FYI, this change caused widespread performance regressions in our testing. We haven't investigated further since the change was reverted.

I can re-run these tests and do some analysis on the next revision once you decide to reapply.

FYI, this change caused widespread performance regressions in our testing. We haven't investigated further since the change was reverted.

I can re-run these tests and do some analysis on the next revision once you decide to reapply.

At this point this is waiting on @alexfh's reproducer mostly.
I'm not sure what sequence of events you have in mind,
but presumably it may be good to have an idea
about at least some of those regressions before this is relanded?

samtebbs added a subscriber: samtebbs.EditedJan 5 2023, 3:27 AM

We've also seen lots of large regressions for a variety of ARM CPUs with the original patch and that weren't fixed by any updates. At the moment it's not clear if downstream changes are to blame so I'll sort out a reproducer as soon as I can.

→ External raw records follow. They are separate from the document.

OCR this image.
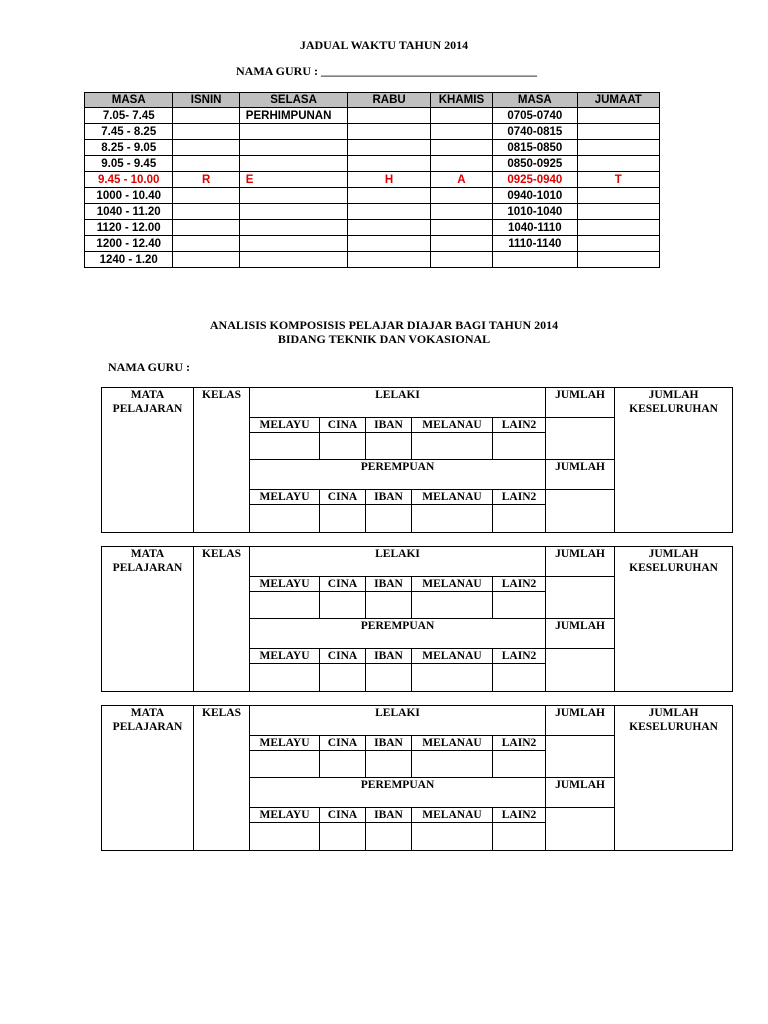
JADUAL WAKTU TAHUN 2014
NAMA GURU : ____________________________________
MASA	ISNIN	SELASA	RABU	KHAMIS	MASA	JUMAAT
7.05- 7.45		PERHIMPUNAN			0705-0740	
7.45 - 8.25					0740-0815	
8.25 - 9.05					0815-0850	
9.05 - 9.45					0850-0925	
9.45 - 10.00	R	E	H	A	0925-0940	T
1000 - 10.40					0940-1010	
1040 - 11.20					1010-1040	
1120 - 12.00					1040-1110	
1200 - 12.40					1110-1140	
1240 - 1.20						
ANALISIS KOMPOSISIS PELAJAR DIAJAR BAGI TAHUN 2014
BIDANG TEKNIK DAN VOKASIONAL
NAMA GURU :
MATA
PELAJARAN	KELAS	LELAKI					JUMLAH	JUMLAH
KESELURUHAN
		MELAYU	CINA	IBAN	MELANAU	LAIN2		

		PEREMPUAN					JUMLAH	
		MELAYU	CINA	IBAN	MELANAU	LAIN2		

MATA
PELAJARAN	KELAS	LELAKI					JUMLAH	JUMLAH
KESELURUHAN
		MELAYU	CINA	IBAN	MELANAU	LAIN2		

		PEREMPUAN					JUMLAH	
		MELAYU	CINA	IBAN	MELANAU	LAIN2		

MATA
PELAJARAN	KELAS	LELAKI					JUMLAH	JUMLAH
KESELURUHAN
		MELAYU	CINA	IBAN	MELANAU	LAIN2		

		PEREMPUAN					JUMLAH	
		MELAYU	CINA	IBAN	MELANAU	LAIN2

FYI, this change caused widespread performance regressions in our testing. We haven't investigated further since the change was reverted.

I can re-run these tests and do some analysis on the next revision once you decide to reapply.

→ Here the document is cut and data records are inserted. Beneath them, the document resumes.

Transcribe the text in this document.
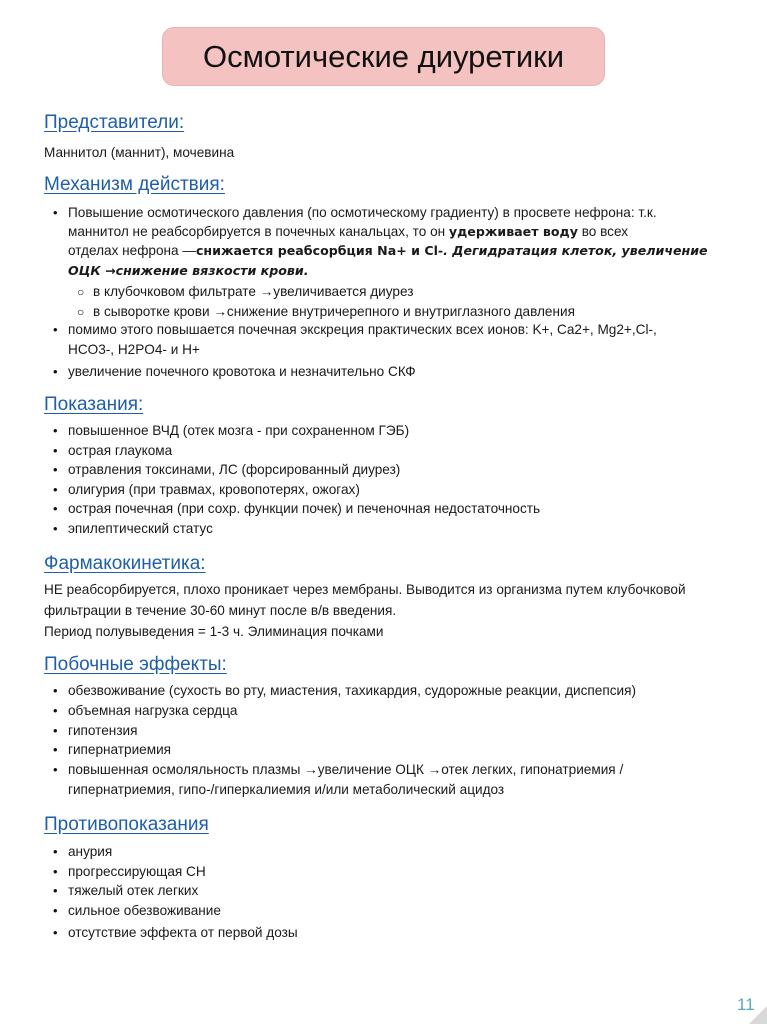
Осмотические диуретики
Представители:
Маннитол (маннит), мочевина
Механизм действия:
• Повышение осмотического давления (по осмотическому градиенту) в просвете нефрона: т.к.
маннитол не реабсорбируется в почечных канальцах, то он удерживает воду во всех
отделах нефрона —снижается реабсорбция Na+ и Cl-. Дегидратация клеток, увеличение
ОЦК →снижение вязкости крови.
○ в клубочковом фильтрате →увеличивается диурез
○ в сыворотке крови →снижение внутричерепного и внутриглазного давления
• помимо этого повышается почечная экскреция практических всех ионов: K+, Ca2+, Mg2+,Cl-,
HCO3-, H2PO4- и H+
• увеличение почечного кровотока и незначительно СКФ
Показания:
• повышенное ВЧД (отек мозга - при сохраненном ГЭБ)
• острая глаукома
• отравления токсинами, ЛС (форсированный диурез)
• олигурия (при травмах, кровопотерях, ожогах)
• острая почечная (при сохр. функции почек) и печеночная недостаточность
• эпилептический статус
Фармакокинетика:
НЕ реабсорбируется, плохо проникает через мембраны. Выводится из организма путем клубочковой
фильтрации в течение 30-60 минут после в/в введения.
Период полувыведения = 1-3 ч. Элиминация почками
Побочные эффекты:
• обезвоживание (сухость во рту, миастения, тахикардия, судорожные реакции, диспепсия)
• объемная нагрузка сердца
• гипотензия
• гипернатриемия
• повышенная осмоляльность плазмы →увеличение ОЦК →отек легких, гипонатриемия /
гипернатриемия, гипо-/гиперкалиемия и/или метаболический ацидоз
Противопоказания
• анурия
• прогрессирующая СН
• тяжелый отек легких
• сильное обезвоживание
• отсутствие эффекта от первой дозы
11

At this point this is waiting on @alexfh's reproducer mostly.

IIUC, the reproducer you mentioned is the one here: https://reviews.llvm.org/rG9ddff66d0c9c3e18d56e6b20aa26a2a8cdfb6d2b#1158810. Given that there was a bit of confusion and the problem had been fixed in ToT before the issue was reported, there's no concerns on our side about relanding this commit.

Just fyi, our performance testing shows around 20% improvements of the mediabench-g721 benchmark from the LLVM's MultiSource test-suite associated with the reland of this patch (428f36401b1b695fd501ebfdc8773bed8ced8d4e) and no regressions on any other benchmarks we run.

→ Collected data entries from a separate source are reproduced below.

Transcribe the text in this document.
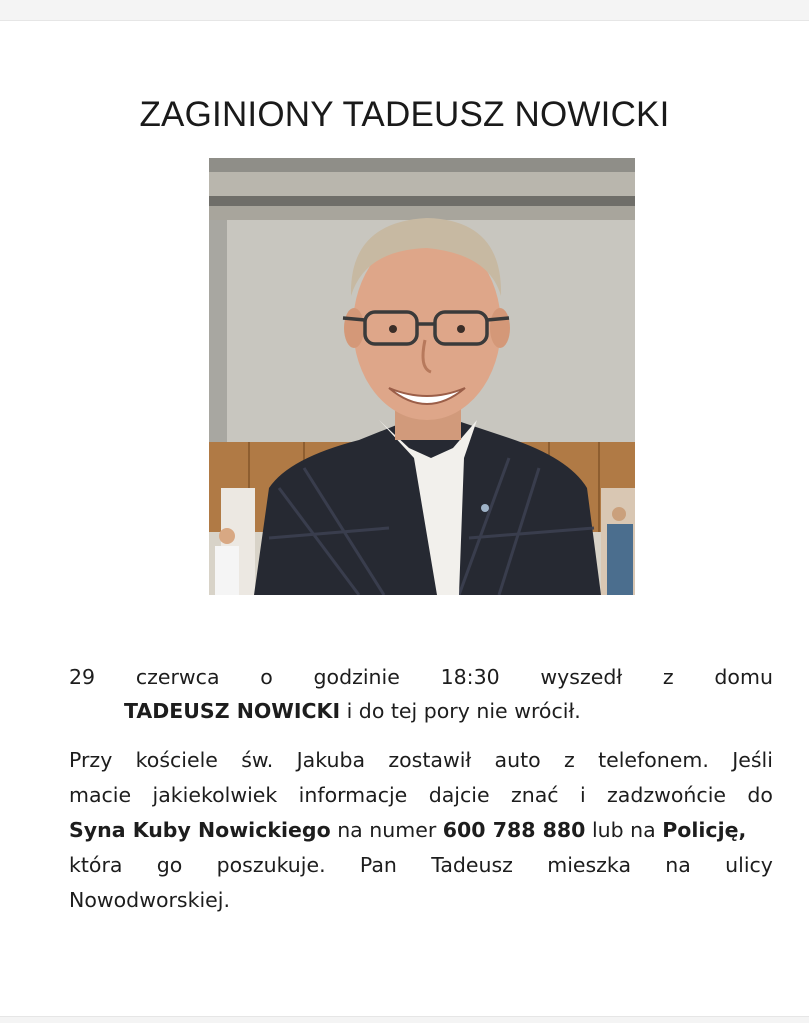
ZAGINIONY TADEUSZ NOWICKI
29 czerwca o godzinie 18:30 wyszedł z domu
TADEUSZ NOWICKI i do tej pory nie wrócił.
Przy kościele św. Jakuba zostawił auto z telefonem. Jeśli
macie jakiekolwiek informacje dajcie znać i zadzwońcie do
Syna Kuby Nowickiego na numer 600 788 880 lub na Policję,
która go poszukuje. Pan Tadeusz mieszka na ulicy
Nowodworskiej.
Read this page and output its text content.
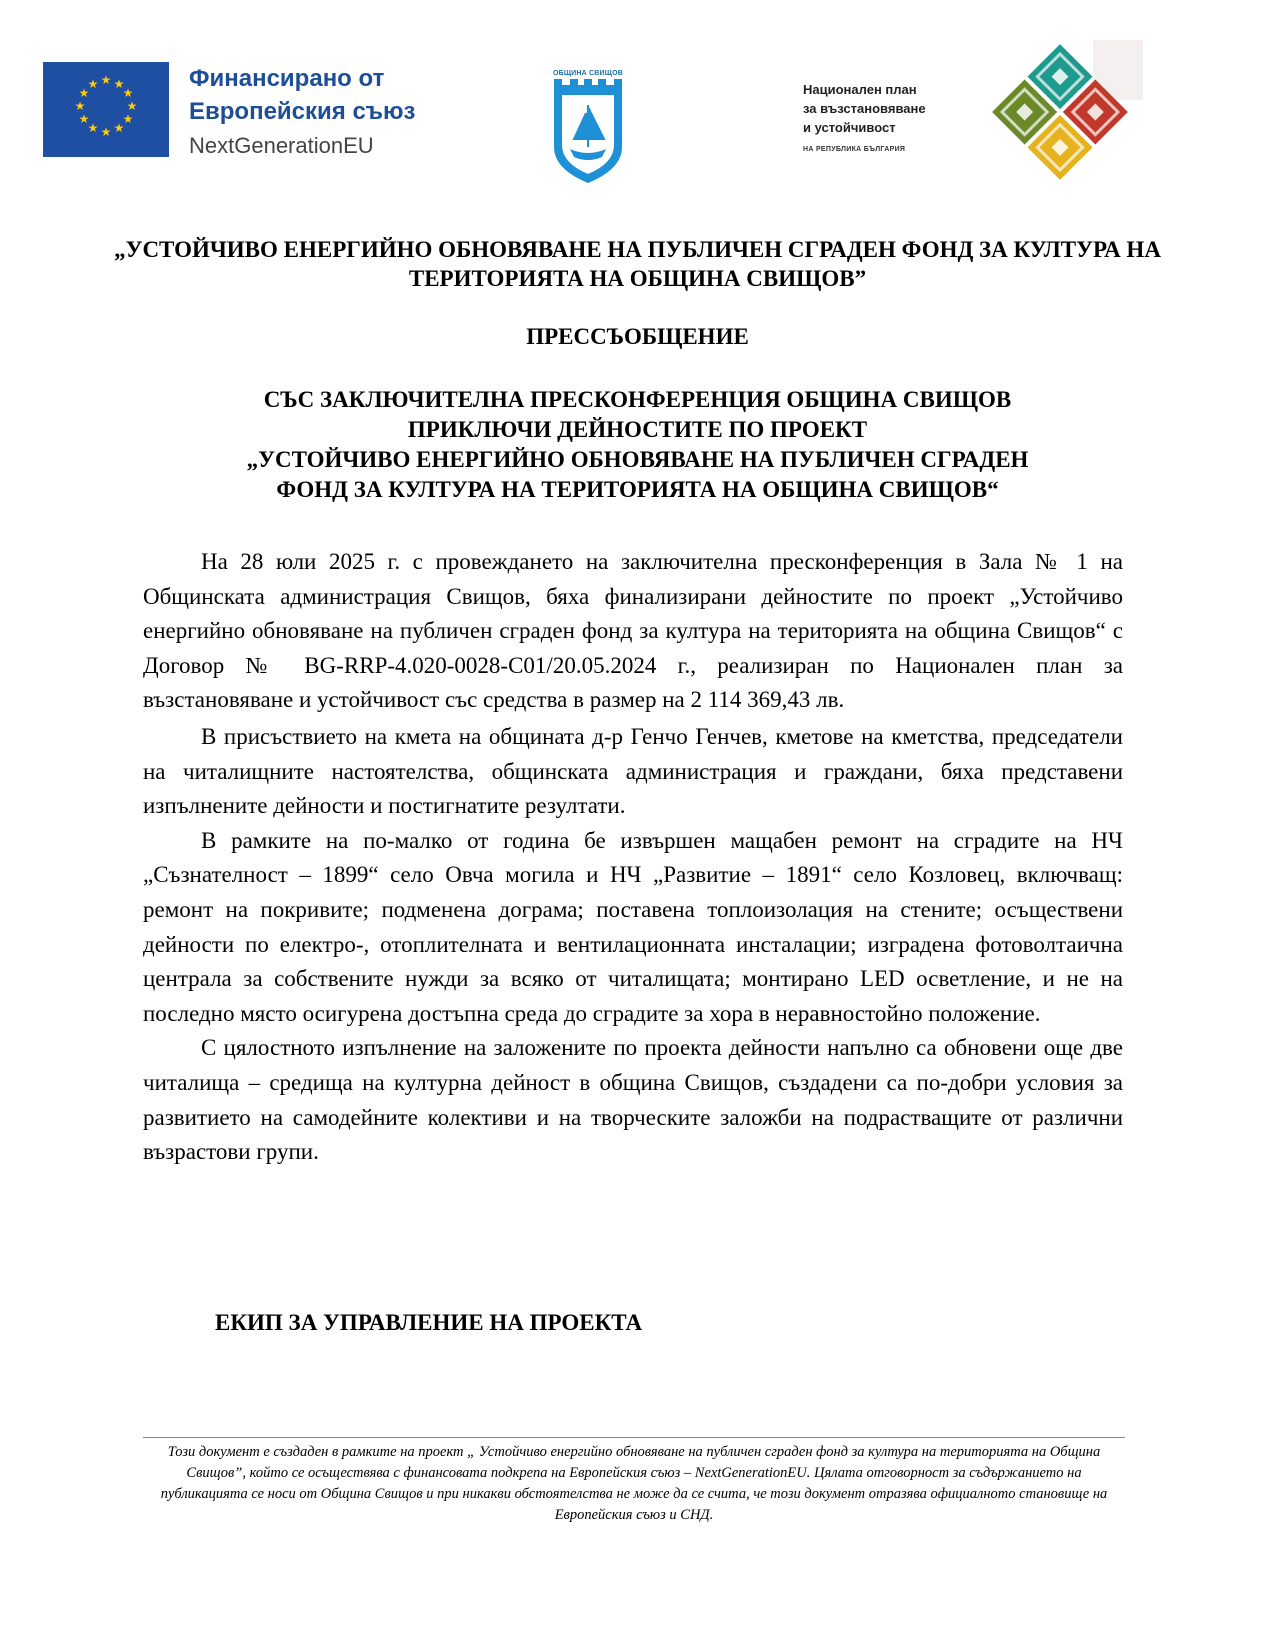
★ ★
★
★
★
★
★
★
★
★
★
★	Финансирано от
Европейския съюз
NextGenerationEU
ОБЩИНА СВИЩОВ
Национален план
за възстановяване
и устойчивост
НА РЕПУБЛИКА БЪЛГАРИЯ
„УСТОЙЧИВО ЕНЕРГИЙНО ОБНОВЯВАНЕ НА ПУБЛИЧЕН СГРАДЕН ФОНД ЗА КУЛТУРА НА ТЕРИТОРИЯТА НА ОБЩИНА СВИЩОВ”
ПРЕССЪОБЩЕНИЕ
СЪС ЗАКЛЮЧИТЕЛНА ПРЕСКОНФЕРЕНЦИЯ ОБЩИНА СВИЩОВ
ПРИКЛЮЧИ ДЕЙНОСТИТЕ ПО ПРОЕКТ
„УСТОЙЧИВО ЕНЕРГИЙНО ОБНОВЯВАНЕ НА ПУБЛИЧЕН СГРАДЕН
ФОНД ЗА КУЛТУРА НА ТЕРИТОРИЯТА НА ОБЩИНА СВИЩОВ“

На 28 юли 2025 г. с провеждането на заключителна пресконференция в Зала № 1 на Общинската администрация Свищов, бяха финализирани дейностите по проект „Устойчиво енергийно обновяване на публичен сграден фонд за култура на територията на община Свищов“ с Договор № BG-RRP-4.020-0028-C01/20.05.2024 г., реализиран по Национален план за възстановяване и устойчивост със средства в размер на 2 114 369,43 лв.

В присъствието на кмета на общината д-р Генчо Генчев, кметове на кметства, председатели на читалищните настоятелства, общинската администрация и граждани, бяха представени изпълнените дейности и постигнатите резултати.

В рамките на по-малко от година бе извършен мащабен ремонт на сградите на НЧ „Съзнателност – 1899“ село Овча могила и НЧ „Развитие – 1891“ село Козловец, включващ: ремонт на покривите; подменена дограма; поставена топлоизолация на стените; осъществени дейности по електро-, отоплителната и вентилационната инсталации; изградена фотоволтаична централа за собствените нужди за всяко от читалищата; монтирано LED осветление, и не на последно място осигурена достъпна среда до сградите за хора в неравностойно положение.

С цялостното изпълнение на заложените по проекта дейности напълно са обновени още две читалища – средища на културна дейност в община Свищов, създадени са по-добри условия за развитието на самодейните колективи и на творческите заложби на подрастващите от различни възрастови групи.

ЕКИП ЗА УПРАВЛЕНИЕ НА ПРОЕКТА
Този документ е създаден в рамките на проект „ Устойчиво енергийно обновяване на публичен сграден фонд за култура на територията на Община Свищов”, който се осъществява с финансовата подкрепа на Европейския съюз – NextGenerationEU. Цялата отговорност за съдържанието на публикацията се носи от Община Свищов и при никакви обстоятелства не може да се счита, че този документ отразява официалното становище на Европейския съюз и СНД.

@apilipenko @samtebbs please, can you clarify, do you wish to block relanding of this patch until those issues you saw are addressed, or at least reduced and reported?

FYI, this change caused widespread performance regressions in our testing. We haven't investigated further since the change was reverted.

I can re-run these tests and do some analysis on the next revision once you decide to reapply.

At this point this is waiting on @alexfh's reproducer mostly.

IIUC, the reproducer you mentioned is the one here: https://reviews.llvm.org/rG9ddff66d0c9c3e18d56e6b20aa26a2a8cdfb6d2b#1158810. Given that there was a bit of confusion and the problem had been fixed in ToT before the issue was reported, there's no concerns on our side about relanding this commit.

Just fyi, our performance testing shows around 20% improvements of the mediabench-g721 benchmark from the LLVM's MultiSource test-suite associated with the reland of this patch (428f36401b1b695fd501ebfdc8773bed8ced8d4e) and no regressions on any other benchmarks we run.

Thank you!

samtebbs added a comment.EditedJan 17 2023, 8:28 AM

After investigating it looks like the regressions are due to something downstream so I don't want to block this relanding based on that. Thank you for waiting.

After investigating it looks like the regressions are due to something downstream so I don't want to block this relanding based on that. Thank you for waiting.

Thanks! @apilipenko ?

Hi @lebedev.ri , after some more investigation it looks like the regressions are due to this patch breaking canonical loop form and therefore preventing optimisations later on in the pipeline. I don't think that the additional comparisons and selects that come from this transformation are ideal in all cases, either. I've attached a reproducer.